Es innegable que Jordan Peele se ha convertido en un autor de referencia del llamado “terror elevado”, etiqueta absurda para distanciarse de las propuestas más comerciales. Su primer largometraje, Déjame salir, revolucionó el género tanto por su buena factura como por el sentido social de su premisa. Su siguiente largometraje, Nosotros, a pesar del hype, no estuvo al mismo nivel aunque se deducía también un interés por mostrar temas novedosos. Pero su tercero, a pesar de las alabanzas que no para de recibir, creo que está muy lejos de la senda.



Daniel Kaluuya interpreta a Otis «OJ» Haywood Jr., el heredero de un rancho dedicado a la cría y doma de caballos para el cine. El negocio no pasa por su mejor momento. Los motivos son fundamentalmente dos: por un lado, cada vez se emplean menos animales reales en las producciones cinematográficas y, por otro, la extraña muerte de su progenitor, que fue impactado por una moneda caída del cielo, ha hecho perder al negocio el empuje empresarial que antaño tenía.
Su rancho está relativamente cerca de un espectáculo puesto en marcha por Ricky «Jupe» Park (Steven Yeun), que es famoso, entre otras cosas, por ser el único superviviente del ataque de un mono amaestrado durante el rodaje de una sitcom en los años noventa. Aprovechando la cercanía, Otis empieza a venderle sus caballos a Jupe, con la esperanza de poder recuperarlos cuando la situación económica mejore.
Ambos jóvenes empresarios son testigos de algo inaudito: un objeto volador no identificado ha aparecido en el cielo, y parece haberse quedado a vivir por la zona. Otis, junto a su hermana Emerald, tratarán de documentarlo en vídeo, pues creen que ese descubrimiento podrá favorecerles en el negocio. No obstante, cada vez que el OVNI se acerca todos los aparatos electrónicos dejan de funcionar, por lo que saben que van a necesitar un equipo de grabación más complejo.
La premisa de la película de Jordan Peele resulta interesante y su ejecución, como es habitual en el director, es limpia y precisa. Sin embargo, la historia termina por quedarse solo en eso, en la premisa. Ninguna lógica sustenta las acciones de los personajes, que parecen correr a ocupar las casillas del ajedrez humano que el guionista ha dispuesto para ellos con la única pretensión de que el resto del engranaje siga funcionando.
Las normas del mundo posible que establece Peele navegan entre lo arbitrario y lo indefinido, y tal vez por ello no tenga inconveniente en saltárselas en cuanto tiene ocasión. El relato salta de un extremo a otro, apoyándose en personajes instrumentales que, en algún caso, duran apenas pocos instantes en pantalla (¿quiénes son esos niños bromistas? ¿la otra supeviviente del mono qué aporta en esa grada? ¿de verdad era necesario el motorista sorpresivo para lanzar un mensaje a la audiencia?).

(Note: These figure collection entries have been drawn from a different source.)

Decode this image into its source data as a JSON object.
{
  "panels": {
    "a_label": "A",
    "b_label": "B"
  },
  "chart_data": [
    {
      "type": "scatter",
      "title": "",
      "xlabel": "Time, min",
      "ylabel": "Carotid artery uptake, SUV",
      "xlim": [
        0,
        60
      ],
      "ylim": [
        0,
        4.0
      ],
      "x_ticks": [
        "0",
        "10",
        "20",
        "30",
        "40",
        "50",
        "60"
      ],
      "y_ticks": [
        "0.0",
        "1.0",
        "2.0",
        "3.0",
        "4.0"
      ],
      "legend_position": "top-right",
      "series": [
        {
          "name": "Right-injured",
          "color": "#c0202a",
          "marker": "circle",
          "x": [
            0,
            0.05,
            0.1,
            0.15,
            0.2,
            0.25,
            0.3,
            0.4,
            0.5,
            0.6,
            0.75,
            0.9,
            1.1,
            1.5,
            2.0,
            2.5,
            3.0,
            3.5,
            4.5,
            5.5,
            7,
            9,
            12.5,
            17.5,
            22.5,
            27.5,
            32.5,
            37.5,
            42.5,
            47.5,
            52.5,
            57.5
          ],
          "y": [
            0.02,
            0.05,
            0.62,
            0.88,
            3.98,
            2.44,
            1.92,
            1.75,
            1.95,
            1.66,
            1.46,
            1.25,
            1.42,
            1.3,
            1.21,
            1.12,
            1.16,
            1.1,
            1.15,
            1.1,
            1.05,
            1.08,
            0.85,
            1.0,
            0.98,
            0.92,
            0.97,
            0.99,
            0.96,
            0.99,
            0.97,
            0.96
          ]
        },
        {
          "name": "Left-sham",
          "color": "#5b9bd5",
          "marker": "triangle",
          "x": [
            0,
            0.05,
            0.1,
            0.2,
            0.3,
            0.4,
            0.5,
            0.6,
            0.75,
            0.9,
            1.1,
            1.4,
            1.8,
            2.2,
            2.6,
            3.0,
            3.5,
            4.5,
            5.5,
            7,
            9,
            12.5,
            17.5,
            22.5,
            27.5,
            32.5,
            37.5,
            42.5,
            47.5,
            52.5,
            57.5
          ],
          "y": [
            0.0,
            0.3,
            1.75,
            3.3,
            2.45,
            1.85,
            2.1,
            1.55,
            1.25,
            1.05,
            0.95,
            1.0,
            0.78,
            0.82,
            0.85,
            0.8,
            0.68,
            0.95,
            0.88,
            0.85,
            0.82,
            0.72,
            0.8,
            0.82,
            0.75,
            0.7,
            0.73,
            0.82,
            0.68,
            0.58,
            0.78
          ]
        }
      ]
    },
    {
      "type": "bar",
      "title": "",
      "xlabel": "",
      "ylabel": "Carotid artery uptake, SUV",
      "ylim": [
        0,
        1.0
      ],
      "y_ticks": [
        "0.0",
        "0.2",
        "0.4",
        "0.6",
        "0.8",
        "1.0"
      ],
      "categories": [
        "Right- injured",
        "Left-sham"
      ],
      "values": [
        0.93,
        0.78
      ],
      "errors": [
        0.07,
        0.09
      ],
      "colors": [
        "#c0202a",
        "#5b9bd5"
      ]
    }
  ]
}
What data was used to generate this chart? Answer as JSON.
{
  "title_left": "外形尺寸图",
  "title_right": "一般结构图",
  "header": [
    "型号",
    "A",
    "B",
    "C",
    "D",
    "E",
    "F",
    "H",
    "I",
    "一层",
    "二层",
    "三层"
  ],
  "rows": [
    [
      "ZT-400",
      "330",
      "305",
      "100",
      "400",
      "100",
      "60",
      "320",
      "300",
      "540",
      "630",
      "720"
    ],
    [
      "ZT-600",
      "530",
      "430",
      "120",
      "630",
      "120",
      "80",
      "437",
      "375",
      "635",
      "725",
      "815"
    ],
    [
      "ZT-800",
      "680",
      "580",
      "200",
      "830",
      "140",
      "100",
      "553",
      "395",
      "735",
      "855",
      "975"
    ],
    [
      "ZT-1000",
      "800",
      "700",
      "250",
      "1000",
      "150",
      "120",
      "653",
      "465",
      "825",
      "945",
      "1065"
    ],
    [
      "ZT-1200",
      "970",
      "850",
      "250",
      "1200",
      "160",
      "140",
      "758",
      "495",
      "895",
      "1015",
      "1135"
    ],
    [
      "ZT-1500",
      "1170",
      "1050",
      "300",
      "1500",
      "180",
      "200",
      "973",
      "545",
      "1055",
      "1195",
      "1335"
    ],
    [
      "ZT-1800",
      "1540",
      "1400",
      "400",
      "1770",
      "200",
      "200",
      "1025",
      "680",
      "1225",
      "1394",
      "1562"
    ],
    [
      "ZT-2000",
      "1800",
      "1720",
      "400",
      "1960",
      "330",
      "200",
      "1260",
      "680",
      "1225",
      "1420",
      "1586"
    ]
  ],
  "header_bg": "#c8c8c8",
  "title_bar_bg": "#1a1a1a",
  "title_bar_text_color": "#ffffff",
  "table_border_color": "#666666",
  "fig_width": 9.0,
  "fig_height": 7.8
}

En definitiva, se trata de un popurrí de ideas con muy poca conexión entre ellas, que además saltan del terror (la historia del mono) a la ciencia ficción sin ninguna solución de continuidad. Se trata, en suma, de un film heterogéneo que además peca de excesiva grandilocuencia, lo que hace a uno preguntarse si realmente está ante otro ejemplo de “terror elevado” o ante lo contrario.